The sensor is a Sensirion SPS30. Keep in mind that all these values are indicative. The sensor is not calibrated; the humidity was above 90% RH the entire day, and the temperature didn't come above 10 °C. The datasheet recommends values between 20-80% RH and 10-40 °C. This is an optical sensor, as far as I know it works by counting particles between 0.3 µm and 10 µm. This means that it does not accurately measure the size of the particles. Worth noting is that PM10 also contains PM2.5, that's why PM10 is always larger than PM2.5.

picture of the inside of a lunchbox containing the sensor, a breadboard and raspberry pi picture of the lunchbox on top of a set of portable stairs
WHO guideline max values (2005-2021)
PM10PM2.5
Annual mean20 μg/m310 μg/m3
24-hour mean50 μg/m325 μg/m3

Analysis

31 December started with fog. Later midday the fog slowly started to disappear and there was a minor wind, this resulted in less particulate matter. At 21:35 I started to light some old fireworks, which reflects the spikes on the graph. The fog slowly started to disappear, a very minor wind (< 2 bft). At midnight there was no fog at all, you could see the stars. This was a good thing, it means that the particulate matter doesn't keep hanging in the air locally and instead blows away. Just after midnight the peak of fireworks commences. For some reason, the spike started on 00:06, perhaps it took a while for the smoke to spread? I don't know. It recovers and then mysteriously at 00:32 there's a peak again, which never quite recovered. Slowly the wind died and the fog appeared again, causing particulate matter to hang in the air. It increased, which baffled me a little. I also checked other calibrated official particulate matter stations and they show a similar pattern, even those in remote areas. In the morning when the sun started to rise the fog slowly died, and the particulate matter levels dropped.

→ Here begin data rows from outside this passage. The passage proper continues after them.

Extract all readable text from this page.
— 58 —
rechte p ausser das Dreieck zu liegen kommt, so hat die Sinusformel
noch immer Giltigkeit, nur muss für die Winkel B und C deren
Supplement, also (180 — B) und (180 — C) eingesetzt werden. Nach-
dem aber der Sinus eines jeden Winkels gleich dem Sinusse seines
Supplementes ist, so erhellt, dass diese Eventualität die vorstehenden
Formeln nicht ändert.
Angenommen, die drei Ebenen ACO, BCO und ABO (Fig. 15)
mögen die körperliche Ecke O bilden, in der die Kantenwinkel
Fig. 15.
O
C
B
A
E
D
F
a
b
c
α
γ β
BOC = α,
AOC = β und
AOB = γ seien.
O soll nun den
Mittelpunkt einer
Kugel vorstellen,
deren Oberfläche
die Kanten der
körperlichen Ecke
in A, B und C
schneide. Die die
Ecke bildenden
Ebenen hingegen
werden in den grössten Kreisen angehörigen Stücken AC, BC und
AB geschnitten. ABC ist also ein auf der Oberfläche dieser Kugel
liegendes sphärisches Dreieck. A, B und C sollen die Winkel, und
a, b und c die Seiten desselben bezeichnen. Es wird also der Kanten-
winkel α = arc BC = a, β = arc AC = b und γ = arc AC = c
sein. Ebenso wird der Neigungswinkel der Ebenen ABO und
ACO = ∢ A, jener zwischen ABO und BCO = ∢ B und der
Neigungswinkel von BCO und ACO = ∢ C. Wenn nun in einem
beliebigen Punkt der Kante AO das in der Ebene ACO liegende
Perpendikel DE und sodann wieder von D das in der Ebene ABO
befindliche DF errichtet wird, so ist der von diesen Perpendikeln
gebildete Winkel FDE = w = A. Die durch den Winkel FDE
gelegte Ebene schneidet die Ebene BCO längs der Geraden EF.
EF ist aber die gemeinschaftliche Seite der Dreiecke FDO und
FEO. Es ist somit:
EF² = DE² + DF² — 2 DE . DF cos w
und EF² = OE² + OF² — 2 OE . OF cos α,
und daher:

Overall at midnight the levels were way above recommended healthy levels, but relative to other areas I seemed lucky. We didn't have fog at midnight. Worth noting the sensor was on an edge of a village. Maybe people in the village set off relatively low amounts of fireworks? PM10 peak levels of above 400 μg/m3 are common, especially in cities. I did not measure levels of air pollution you measure in cities of underdeveloped nations.

That was the experiment, and I loved to do this. Perhaps in the future I will do more like this.

Update 2020-02-09: A friend of mine told me "nice values and all, but where are the "normal" values for reference?" which is vary fair criticism, I completely did not think about this. It proved to be more difficult than I thought, but you can see a reference here.

Update 2022-01-23: Removed the PM10 since those values are inaccurate. Also converted the data to a different format and added statistics. Also, the maximum temperature recorded on a not-so-far weather station was around ~3.5 °C, and mean RH 96%.